Carlos Alcaraz vince, alza le braccia, solleva il trofeo e sorride. Ma sotto la superficie lucida del trionfo a Montecarlo, c’è ben altro. C’è la pressione, c’è il confronto, c’è (neanche troppo tra le righe) l’ossessione per Jannik Sinner. Non lo nomina direttamente, almeno non sempre. Ma il fantasma dell’italiano, fermo per la squalifica dopo il caso Clostebol, ha seguito ogni passo di Carlitos nel Principato. E lui lo sa: “Molte persone mi hanno chiesto spiegazioni, mi hanno detto quanto sia importante che io raggiunga di nuovo il numero 1, probabilmente, ci ho pensato troppo”. La finale contro Lorenzo Musetti finisce 3-6, 6-1, 6-0. Un cappotto in piena regola dopo un primo set da incubo, con l’azzurro che si ferma anche per un problema muscolare. Ma il risultato dice poco. Conta di più quello che Alcaraz racconta dopo, a caldo, con un sorriso che stavolta nasconde più che mostrare. "È stato un mese difficile per me. Dentro e fuori dal campo. Non voglio dirlo in pubblico, ma ho fatto fatica a scendere in campo. È stato difficile trovare il modo di non pensare a tutto".

“Chiacchiere assurde”, le definisce, parlando delle voci, delle critiche, delle aspettative. “Quando non vinci tornei o partite, probabilmente parlano molto. Ma io non voglio dimostrare nulla. Non devo pensare a quello che la gente dice, ma solo a me stesso, alla mia squadra, alla mia famiglia. Gioco per me”. Un mantra che ha dovuto ripetersi spesso, soprattutto dopo Miami. Ma che ora, almeno a parole, sembra diventato bussola. Montecarlo è il primo titolo del 2025, il primo trionfo da Wimbledon 2024. Un ritorno importante, che lo proietta nuovamente nella corsa per il numero 1 del mondo, oggi ancora in mano a Sinner. “Una sola vittoria mi separava dal tornare numero 2”, ricorda Alcaraz dopo la semifinale. “Ma non è questo che conta. Devo pensare a migliorare. Non conta dove arrivo, ma se riesco a uscire dal campo felice”. Sinner, intanto, resta l’ossessione silenziosa. Assente, ma più presente che mai. Lo dice Alcaraz: “Jannik non ha potuto partecipare ai tornei, e allora tutti mi hanno messo addosso aspettative esagerate. Volevano che vincessi tutto. Ma io ho capito che non devo pensare ai risultati. Devo solo divertirmi”.

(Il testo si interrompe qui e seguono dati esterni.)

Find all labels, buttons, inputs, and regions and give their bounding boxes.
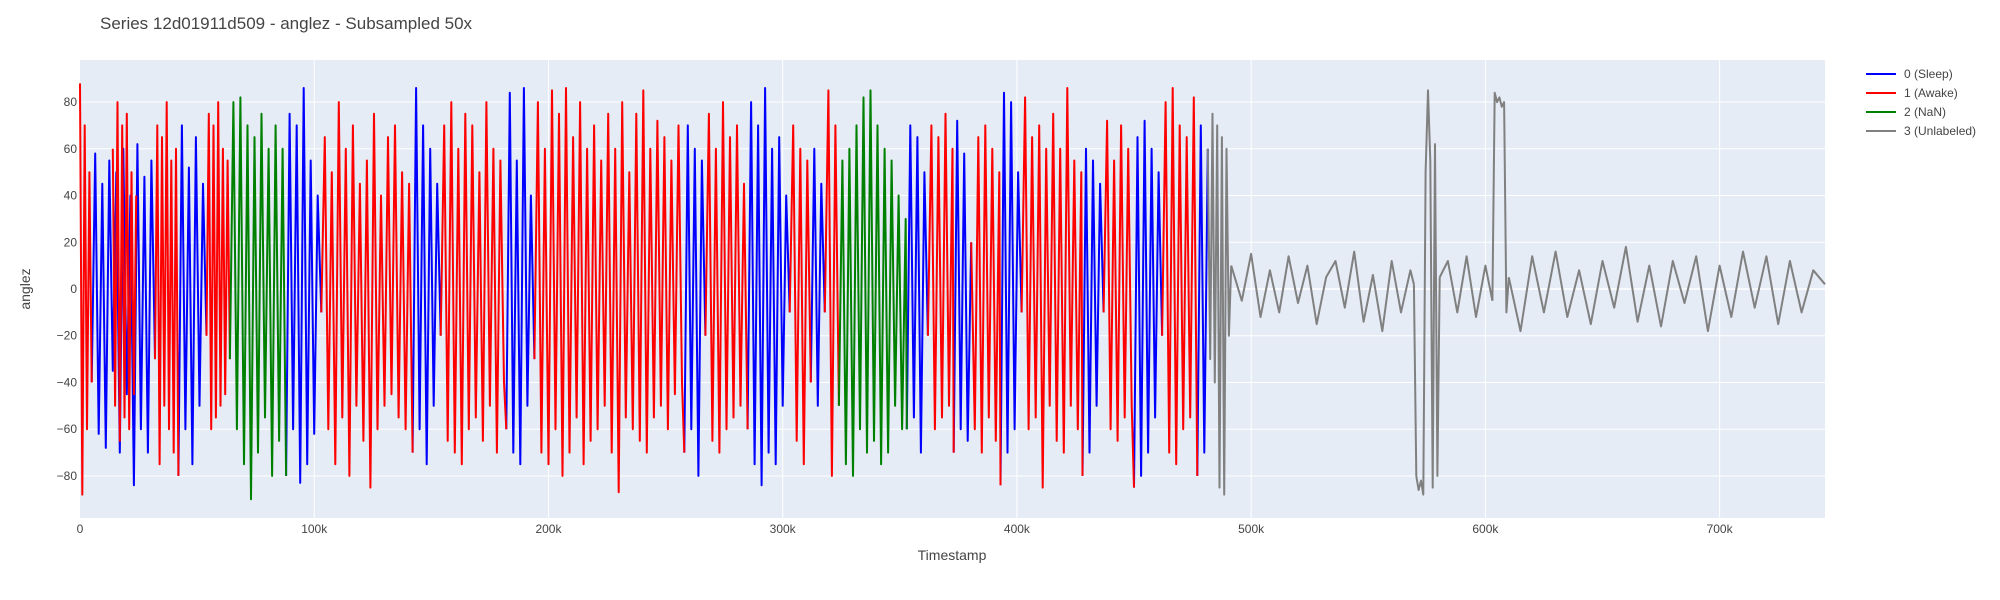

Poi, una piccola stoccata: “Oggi è stata la migliore partita che abbia mai giocato in questo torneo. Non gli ho permesso di entrare in partita, di rimontare. Ho dominato”. È un Carlos diverso, questo. Meno guascone, più riflessivo. Forse anche più fragile. Ma più vero. E quando gli chiedono se questa vittoria sia una risposta a chi lo ha criticato, lui si smarca: “No, non ho dimostrato niente a nessuno. Ho solo ritrovato me stesso. E sono orgoglioso di quello che ho fatto”. A chi gli chiede se pensa di poter fare quanto Nadal, che qui ha vinto undici volte, risponde con un sorriso amaro: “Impossibile. Quello che ha fatto Rafa sulla terra battuta è una delle imprese più complicate di sempre, non solo nel tennis ma nello sport in generale. Se riuscirò a vincere anche solo un altro titolo qui, sarò felice. Ne ho già uno, e me lo voglio godere”. Ma sa benissimo che non basterà. Che da lui si pretende sempre di più. Che ogni passo sarà un confronto. Con Sinner. Con Nadal. Con sé stesso. E intanto, il mese difficile è alle spalle. Ma l’estate rossa d’Europa è appena cominciata. E il nome di Jannik, anche se non lo dice, continuerà a rimbombargli nelle orecchie.